Apartment yang tidak besar dan tidak kecil, cukup nyaman untuk tinggal dua bulan kedepan. Sam membaca jadwal pekerjaan yang harus dia selesaikan. Besok ada wawancara dengan seorang pelukis terkenal di Korea. Berarti Sam harus menyelesaikan pertanyaan hari ini dan banyak pertanyaan lain yang harus dibuat. Kepalanya terasa penuh dan perutnya lapar. Tiba-tiba wajah Joshua terbayang. Manusia itu punya rumah di Korea, pasti dia sering pulang kemari, seharusnya dia mengajak Sam pergi untuk berkeliling mencari makanan. Sam melirik ponselnya, tidak ada pesan dari Joshua.
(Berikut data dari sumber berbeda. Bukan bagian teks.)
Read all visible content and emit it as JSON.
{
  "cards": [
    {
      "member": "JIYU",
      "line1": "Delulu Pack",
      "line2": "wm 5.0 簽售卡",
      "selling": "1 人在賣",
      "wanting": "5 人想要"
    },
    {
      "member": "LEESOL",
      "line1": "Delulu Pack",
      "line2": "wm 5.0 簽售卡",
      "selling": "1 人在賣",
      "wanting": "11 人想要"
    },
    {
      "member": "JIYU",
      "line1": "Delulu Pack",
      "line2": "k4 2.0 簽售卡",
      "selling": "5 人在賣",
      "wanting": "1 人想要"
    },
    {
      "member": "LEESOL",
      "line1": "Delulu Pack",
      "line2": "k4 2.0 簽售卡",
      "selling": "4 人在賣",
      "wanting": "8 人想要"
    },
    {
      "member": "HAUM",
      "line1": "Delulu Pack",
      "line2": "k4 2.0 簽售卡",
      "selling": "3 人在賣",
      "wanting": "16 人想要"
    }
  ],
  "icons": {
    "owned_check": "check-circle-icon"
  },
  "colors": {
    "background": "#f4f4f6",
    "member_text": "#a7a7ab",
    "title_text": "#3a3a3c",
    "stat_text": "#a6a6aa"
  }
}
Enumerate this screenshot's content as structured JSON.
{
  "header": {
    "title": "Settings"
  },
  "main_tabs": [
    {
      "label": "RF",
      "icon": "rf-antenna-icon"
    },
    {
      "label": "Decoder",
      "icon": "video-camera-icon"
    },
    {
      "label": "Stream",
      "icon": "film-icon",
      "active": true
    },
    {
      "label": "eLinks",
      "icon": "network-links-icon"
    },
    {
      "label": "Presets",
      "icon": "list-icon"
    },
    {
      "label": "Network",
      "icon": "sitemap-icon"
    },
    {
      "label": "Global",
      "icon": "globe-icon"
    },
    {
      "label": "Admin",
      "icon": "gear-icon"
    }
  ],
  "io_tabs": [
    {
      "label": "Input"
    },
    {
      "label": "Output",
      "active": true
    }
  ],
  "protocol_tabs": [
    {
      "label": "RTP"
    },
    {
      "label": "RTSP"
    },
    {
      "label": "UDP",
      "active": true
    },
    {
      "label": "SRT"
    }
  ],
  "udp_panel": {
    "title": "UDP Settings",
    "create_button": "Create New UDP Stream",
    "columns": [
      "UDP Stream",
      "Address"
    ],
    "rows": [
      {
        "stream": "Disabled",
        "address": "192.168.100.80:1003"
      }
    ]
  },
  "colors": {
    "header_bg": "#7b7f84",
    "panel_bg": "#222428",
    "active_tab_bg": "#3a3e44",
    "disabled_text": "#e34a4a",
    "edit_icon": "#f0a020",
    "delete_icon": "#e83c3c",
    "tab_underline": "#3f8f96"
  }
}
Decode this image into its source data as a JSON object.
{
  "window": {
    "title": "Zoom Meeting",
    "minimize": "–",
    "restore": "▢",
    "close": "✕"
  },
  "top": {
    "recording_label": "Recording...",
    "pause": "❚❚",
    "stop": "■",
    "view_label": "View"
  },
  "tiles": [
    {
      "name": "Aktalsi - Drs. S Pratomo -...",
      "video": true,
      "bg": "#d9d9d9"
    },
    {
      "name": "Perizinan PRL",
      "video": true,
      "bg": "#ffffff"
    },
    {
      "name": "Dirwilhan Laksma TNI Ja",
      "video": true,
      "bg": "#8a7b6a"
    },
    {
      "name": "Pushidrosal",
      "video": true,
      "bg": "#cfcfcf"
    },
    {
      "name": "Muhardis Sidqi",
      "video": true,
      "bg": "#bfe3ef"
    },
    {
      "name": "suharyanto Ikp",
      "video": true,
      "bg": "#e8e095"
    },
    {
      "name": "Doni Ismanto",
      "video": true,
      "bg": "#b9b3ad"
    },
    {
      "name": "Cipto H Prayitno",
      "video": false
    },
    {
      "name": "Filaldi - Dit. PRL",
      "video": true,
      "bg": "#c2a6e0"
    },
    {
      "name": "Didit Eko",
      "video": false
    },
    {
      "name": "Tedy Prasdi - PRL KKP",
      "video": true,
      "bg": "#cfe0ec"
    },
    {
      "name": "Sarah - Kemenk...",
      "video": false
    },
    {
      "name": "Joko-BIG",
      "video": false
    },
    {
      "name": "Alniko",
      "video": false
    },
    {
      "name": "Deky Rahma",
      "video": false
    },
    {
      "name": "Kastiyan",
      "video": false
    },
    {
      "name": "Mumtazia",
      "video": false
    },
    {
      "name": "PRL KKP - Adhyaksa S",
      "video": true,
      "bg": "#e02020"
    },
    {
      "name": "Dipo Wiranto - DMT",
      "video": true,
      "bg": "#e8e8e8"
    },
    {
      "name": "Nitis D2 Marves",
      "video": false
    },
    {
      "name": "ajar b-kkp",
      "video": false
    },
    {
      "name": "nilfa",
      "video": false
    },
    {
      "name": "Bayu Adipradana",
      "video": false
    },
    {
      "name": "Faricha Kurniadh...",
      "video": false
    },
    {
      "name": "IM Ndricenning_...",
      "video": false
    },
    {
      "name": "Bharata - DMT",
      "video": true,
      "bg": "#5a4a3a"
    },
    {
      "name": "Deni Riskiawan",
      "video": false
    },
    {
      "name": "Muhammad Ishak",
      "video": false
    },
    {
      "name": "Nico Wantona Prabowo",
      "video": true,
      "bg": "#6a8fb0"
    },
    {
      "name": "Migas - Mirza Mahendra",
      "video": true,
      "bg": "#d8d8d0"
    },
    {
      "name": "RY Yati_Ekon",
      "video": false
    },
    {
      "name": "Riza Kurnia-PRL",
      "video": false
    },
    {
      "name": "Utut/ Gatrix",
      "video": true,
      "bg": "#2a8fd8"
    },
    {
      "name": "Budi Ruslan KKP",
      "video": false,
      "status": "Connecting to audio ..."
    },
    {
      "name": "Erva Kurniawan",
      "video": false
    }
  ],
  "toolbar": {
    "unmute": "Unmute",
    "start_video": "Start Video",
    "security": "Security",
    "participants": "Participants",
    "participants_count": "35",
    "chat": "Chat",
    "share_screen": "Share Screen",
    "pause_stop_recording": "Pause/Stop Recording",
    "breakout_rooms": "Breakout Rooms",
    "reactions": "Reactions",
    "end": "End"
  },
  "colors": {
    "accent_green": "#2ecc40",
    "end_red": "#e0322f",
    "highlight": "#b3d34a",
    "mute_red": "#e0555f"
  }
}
Ia pun melihat keluar, langit sudah sangat gelap. Akhirnya Sam memutuskan untuk tidur saja dengan perut lapar.

**

Sam menepuk keras punggung Joshua. Ia kesal sekali.
“Kenapa kau tega, membiarkan teman kelaparan tanpa memberitahu sedikitpun tentang Korea kepadaku?” hardik Sam. Akhirnya Sam bisa tiba di tempat ini atas bantuan Madam Choo – pemilik apartment – dimana akhirnya Joshua mengirimkan pesan.
“Apakah aku orangtuamu sampai harus memikirkan dimana kamu makan?” Joshua hanya berkata pelan sambil mempersiapkan kamera. Sam ingin menangis membayangkan baru hari kedua mereka di Korea.
Wawancara berjalan dengan lancar, Sam merasa sedikit lega, setidaknya ada Yuri yang membantu menerjemahkan Bahasa Korea ke Bahasa Inggris.
“Yuri, aku tidak tahu apa jadinya jika tak ada kamu, dan kalau kamu tidak keberatan, aku ingin makan malam denganmu,” ajak Sam.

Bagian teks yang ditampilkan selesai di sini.